Les prénoms épicènes d’Amélie Nothomb

 

 

 

 

 

 

 

 

 

QUATRIEME DE COUVERTURE :

Les prénoms épicènes peuvent être à la fois masculins et féminins. A ce nom savant on préfère souvent le terme de prénoms mixtes.
Derrière le titre d’Amélie Nothomb, l’histoire d’une relation père fille.
Ce roman sera en quelque sorte une contrepartie du précédent « Frappe-toi le cœur », qui traitait d’une relation mère fille.

L’AUTEURE

Officiellement née en 1967 à Kobe au Japon, Amélie Nothomb est fille de l’ambassadeur de Belgique à Rome, petite-nièce de l’homme politique Charles-Ferdinand Nothomb.

Amélie Nothomb passe ses cinq premières années au Japon, dont elle restera profondément marquée, allant jusqu’à parler couramment japonais et même à devenir interprète par la suite. Mais son expérience ne s’arrête pas là puisqu’elle vivra successivement en Chine, à New York, au Bangladesh, en Birmanie et au Laos, avant de débarquer à dix-sept ans sur le sol de Belgique, berceau de sa famille où elle entame une licence en philologie romane à l’Université Libre de Bruxelles.

Elle écrit depuis ses dix-sept ans. Elle avoue avoir déjà écrit trente-sept romans. L’écrivain garde rangés dans un carton vingt manuscrits qu’elle se refuse à publier, les estimant trop personnels.
C’est en 1992, alors âgée de vingt-cinq ans, qu’elle fait son entrée fracassante dans le monde des lettres avec son roman « Hygiène de l’assassin. » Elle enchaîne depuis les succès avec plus d’une vingtaine de publications.

Amélie Nothomb est également l’auteur de : « Le sabotage amoureux » (1993), « Les combustibles » (1994), « Mercure », « Péplum », « Les Catalinaires » (1995), « Métaphysique des tubes » (2000), « Cosmétique de l’ennemi » (2001), « Robert des noms propres » (2002)…
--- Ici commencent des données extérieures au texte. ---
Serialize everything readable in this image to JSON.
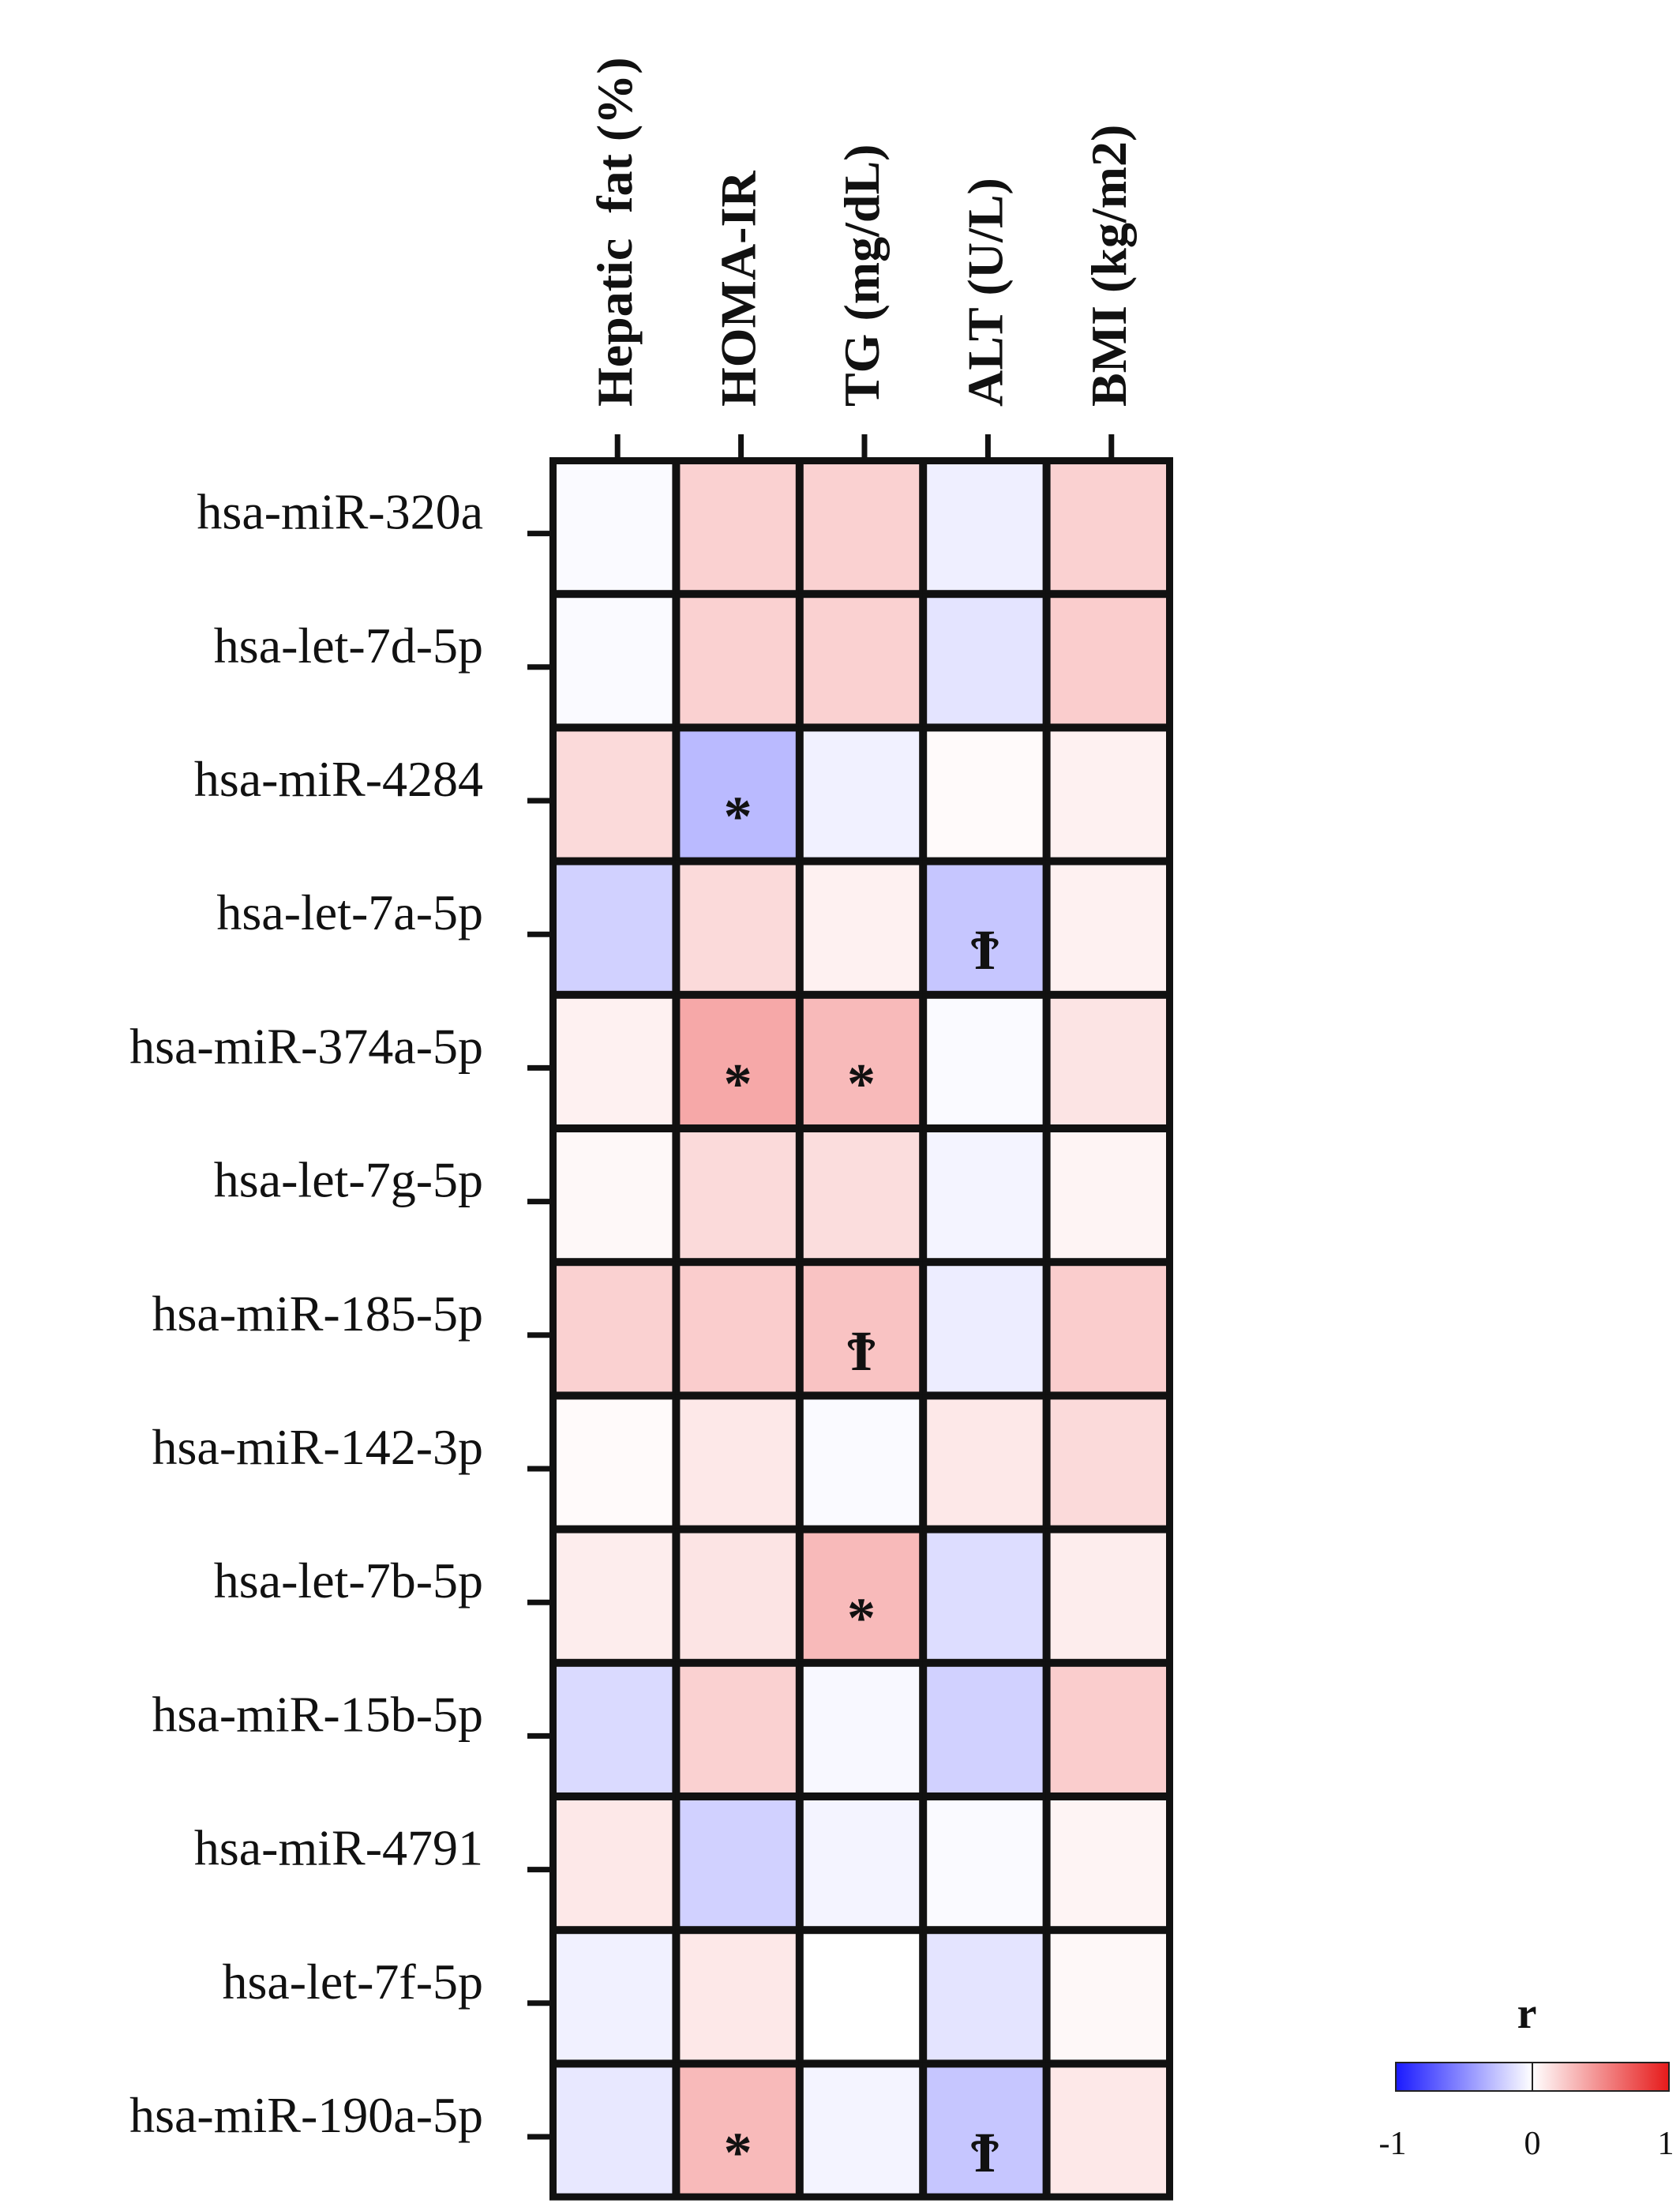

Amélie Nothomb a été définitivement consacrée en 1999 alors que « Stupeur et Tremblements » a été couronné du Grand Prix de l’Académie française et s’est vendu à 385 000 exemplaires. Ses romans sont depuis traduits en 23 langues.

Elle a également obtenu par deux fois le prix du jury Jean Giono, le prix Alain Fournier et, très connue en Italie, il premio Chianciano.

Elle est encore actuellement domiciliée à Bruxelles mais voyage beaucoup de ville en ville afin de rencontrer ses lecteurs.

Auteur extrêmement prolifique, Amélie Nothomb publie traditionnellement un livre par an depuis 24 ans, que la critique et le public attendent chaque année au mois de septembre.

DEBUT DE L’HISTOIRE ET MON AVIS :

Dominique est approchée par Claude à la terrasse d’un café. Dès les premiers instants il lui fait comprendre son intérêt pour elle. Intérêt qui ne cesse de grandir. Il demandera rapidement sa main. Interloquée par la rapidité avec laquelle cette demande sera faite, elle hésite d’abord parce qu’elle se pose des questions, puis accepte. Aussitôt marié, Claude souhaite un enfant. Tout de suite. Lorsque cet enfant arrive enfin, il l’appellera Epicène et s’en désintéresse complètement mais continue à voir pour Dominique des attentions d’homme amoureux. Puis il souhaite un second enfant. Dominique refuse parce qu’elle a beaucoup souffert lors de l’accouchement du premier, et aussi parce qu’elle a vu le peu d’intérêt que la venue de l’enfant a provoqué : Claude n’aime pas sa fille et lorsque celle-ci grandira, elle se rendra compte de ce manque d’amour et détestera son père. Toutefois celui-ci, au gré de ses promotions continue à couvrir son épouse de cadeaux, de bijoux, de toilettes. Elle a gardé une  belle silhouette qu’il aime voir mis en valeur. Ils déménagent dans des quartiers huppés, et leur fille doit quitter l’école dans laquelle elle se plaisait tant pour rejoindre une école où se retrouvent tous les rejetons de familles aisées. Amélie Notomb s’attarde sur la description des sentiments entre le père et sa fille, sur ce non-amour.

Il s’agit en fait d’une histoire machiavélique dont je ne soulèverai pas le voile.

Je me bornerai à vous dire qu’il s’agit d’un roman captivant qui se lit bien et qui nous faire réfléchir.

Premier livre de cet auteur que je lis ; j’ai été agréablement surprise par le fond, la réflexion, l’intrigue.